Le cycle de vie du document
Anne-Marie Bertrand
Le colloque « Le numérique : impact sur le cycle de vie du document », qui s’est déroulé à Montréal du 13 au 15 octobre dernier, était une coproduction de l’Enssib (École nationale supérieure des sciences de l’information et des bibliothèques, à Villeurbanne) et de l’Ebsi (École de bibliothéconomie et de sciences de l’information, à Montréal). Son objectif était de traiter de façon interdisciplinaire la problématique suivante : « La numérisation, la diffusion des formats numériques originaux, les nouvelles méthodes d’indexation et d’analyse du document ainsi que le fonctionnement en réseau changent les données de base de la vie du document qui devient une sorte de phénix incessamment renaissant » (programme du colloque). Un phénix, un « protée », ajouta François Dupuigrenet-Desroussilles, directeur de l’Enssib, dans son discours d’ouverture : « Le document devient un objet vivant […]. Il convient de reconsidérer la notion même de cycle de vie, en particulier le cycle de vie du livre ancien au-delà de sa genèse. » C’est ainsi une double approche qui prévalut dans ce colloque : celle des spécialistes des sciences de l’information (et, notamment, du document numérique) et celle des historiens du livre. Double approche qui donna lieu à deux monologues croisés plutôt qu’à un véritable dialogue, tant les questionnements et les outils des uns et des autres sont éloignés.

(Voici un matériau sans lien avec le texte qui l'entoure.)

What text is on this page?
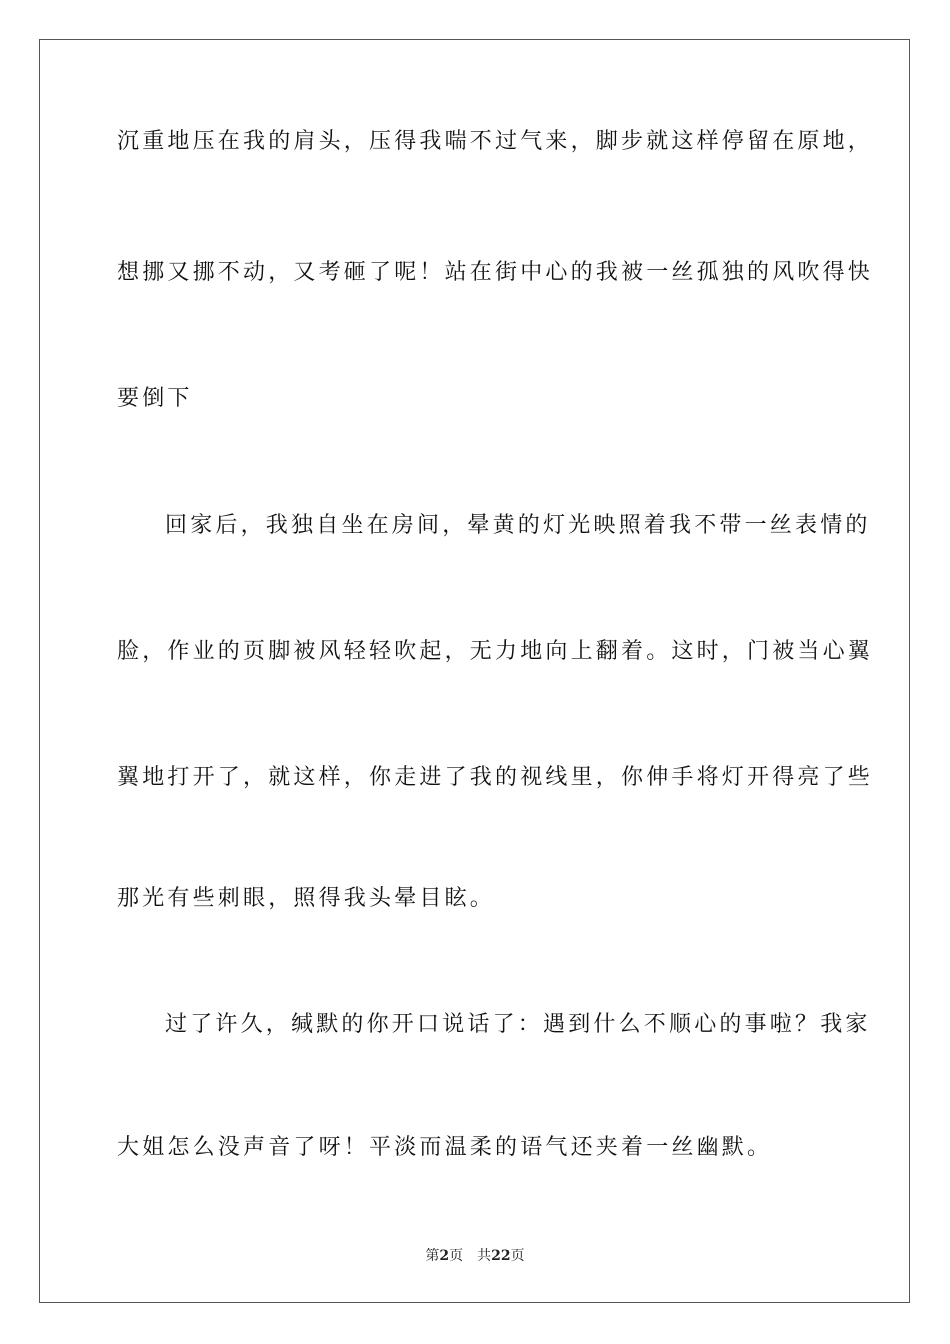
沉重地压在我的肩头，压得我喘不过气来，脚步就这样停留在原地，
想挪又挪不动，又考砸了呢！站在街中心的我被一丝孤独的风吹得快
要倒下
回家后，我独自坐在房间，晕黄的灯光映照着我不带一丝表情的
脸，作业的页脚被风轻轻吹起，无力地向上翻着。这时，门被当心翼
翼地打开了，就这样，你走进了我的视线里，你伸手将灯开得亮了些
那光有些刺眼，照得我头晕目眩。
过了许久，缄默的你开口说话了：遇到什么不顺心的事啦？我家
大姐怎么没声音了呀！平淡而温柔的语气还夹着一丝幽默。
第2页 共22页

Document numérique et livre ancien
Quels sont les (nouveaux) problèmes posés par le document sur support numérique ? Geneviève Lallich-Boidin (Université Lyon I) et Florence Sédes (Université Paul Sabatier, Toulouse) en énumérèrent quelques-uns : la pérennité du support, la datation du document, son intégrité, la question de l’antériorité (et de la propriété intellectuelle), la reconstruction du contexte, le « nommage » (identification des différentes versions, détection de changements, identité du document). Évoquant l’écart entre le temps du discours et le temps de l’espace documentaire (qui concerne un corpus, avec une syntaxe et des datations propres – par exemple, dans une revue de pairs, un article est soumis, révisé, accepté, puis publié), elles définirent un troisième élément : le temps de la lecture. La question particulière du cycle de vie des documents éphémères fut traitée par Carol Chosky (Indiana University), Lyne Da Silva (Ebsi) et Kataryna Wegrzyn-Wolska (École supérieure d’informatique, Fontainebleau) : la première page des journaux en ligne, les SMS, les e-mails, les documents dynamiques peuvent-ils, et comment, être indexés et conservés pour rester accessibles ?

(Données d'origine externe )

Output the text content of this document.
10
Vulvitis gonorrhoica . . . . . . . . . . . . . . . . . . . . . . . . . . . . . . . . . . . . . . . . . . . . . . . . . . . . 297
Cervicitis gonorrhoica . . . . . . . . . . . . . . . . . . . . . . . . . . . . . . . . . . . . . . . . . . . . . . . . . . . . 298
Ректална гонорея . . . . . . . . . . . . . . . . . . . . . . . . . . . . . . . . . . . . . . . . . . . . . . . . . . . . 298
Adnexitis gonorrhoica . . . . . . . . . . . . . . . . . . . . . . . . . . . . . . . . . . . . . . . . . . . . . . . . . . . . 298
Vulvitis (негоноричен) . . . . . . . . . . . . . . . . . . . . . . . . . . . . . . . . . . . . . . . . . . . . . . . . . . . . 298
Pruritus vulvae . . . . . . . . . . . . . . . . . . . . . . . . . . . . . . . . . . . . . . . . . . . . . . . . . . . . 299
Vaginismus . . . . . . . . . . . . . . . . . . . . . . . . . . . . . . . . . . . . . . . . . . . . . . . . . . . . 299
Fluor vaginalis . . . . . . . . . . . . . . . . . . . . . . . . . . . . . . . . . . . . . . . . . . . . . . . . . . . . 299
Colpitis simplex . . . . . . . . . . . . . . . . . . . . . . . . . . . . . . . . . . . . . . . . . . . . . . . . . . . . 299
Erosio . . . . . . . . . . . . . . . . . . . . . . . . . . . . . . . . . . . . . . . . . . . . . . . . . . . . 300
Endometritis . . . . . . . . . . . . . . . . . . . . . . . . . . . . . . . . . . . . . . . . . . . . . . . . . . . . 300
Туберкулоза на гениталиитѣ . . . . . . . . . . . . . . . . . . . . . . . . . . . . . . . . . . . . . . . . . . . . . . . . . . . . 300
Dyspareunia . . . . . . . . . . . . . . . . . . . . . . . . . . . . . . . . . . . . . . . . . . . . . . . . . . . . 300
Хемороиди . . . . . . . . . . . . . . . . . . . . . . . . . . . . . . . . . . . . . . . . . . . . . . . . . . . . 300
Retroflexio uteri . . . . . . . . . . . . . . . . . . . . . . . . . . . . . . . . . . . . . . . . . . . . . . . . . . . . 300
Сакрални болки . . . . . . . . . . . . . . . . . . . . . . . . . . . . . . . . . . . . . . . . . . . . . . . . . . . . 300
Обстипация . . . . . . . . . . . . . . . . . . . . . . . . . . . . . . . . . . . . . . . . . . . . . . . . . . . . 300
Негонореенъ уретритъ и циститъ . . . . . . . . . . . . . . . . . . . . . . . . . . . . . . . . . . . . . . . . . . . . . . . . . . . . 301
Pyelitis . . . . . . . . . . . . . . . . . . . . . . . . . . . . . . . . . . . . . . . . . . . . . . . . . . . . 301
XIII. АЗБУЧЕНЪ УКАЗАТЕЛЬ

Documents plus pérennes, les documents patrimoniaux évoqués par Isabelle Westeel (BM de Lille) qui insista sur deux notions : la notion de corpus doit être prise en compte dans la création de bibliothèques numériques, alors que, trop souvent, ce sont les raisons techniques (petite taille, numérisation facile) qui priment aujourd’hui sur les choix scientifiques ; la notion de contexte est, elle aussi, primordiale (« Les livres ne sont pas désincarnés ») et complexe, puisqu’elle englobe l’histoire de l’exemplaire, le rapport entre le texte et l’illustration, la réception du document et ses filiations – en somme, son cycle de vie. Dans un autre registre, Claudette Hould (Université du Québec à Montréal) évoqua les questions d’accessibilité des documents iconographiques (que la numérisation rend, paradoxalement, plus difficile) et Marie-Hélène Dougnac (Enssib) l’accès à l’information pour les handicapés visuels – qui devraient pouvoir faire des choix documentaires, et non plus par défaut en fonction de l’accessibilité des documents (Gallica, numérisée en mode image, leur est à 90 % inaccessible).
Deux mondes à part
Ainsi, sans sombrer dans la caricature, ce sont bien deux approches divergentes qui apparurent : les unes centrées sur le document lui-même, les autres considérant non seulement le document mais aussi ses usages et ses usagers. Pourtant, un effort de synthèse a été tenté, notamment, par Geneviève Lallich-Boidin qui propose un « point de vue dynamique » : le document n’existe que parce qu’il a un lecteur – assertion qu’elle illustre par l’exemple de la grotte Chauvet qui, dit-elle, n’existait pas avant qu’elle soit « inventée ». Je ne suis pas sûre que ce point de vue soit acceptable pour l’historien – même s’il peut l’être pour le littéraire.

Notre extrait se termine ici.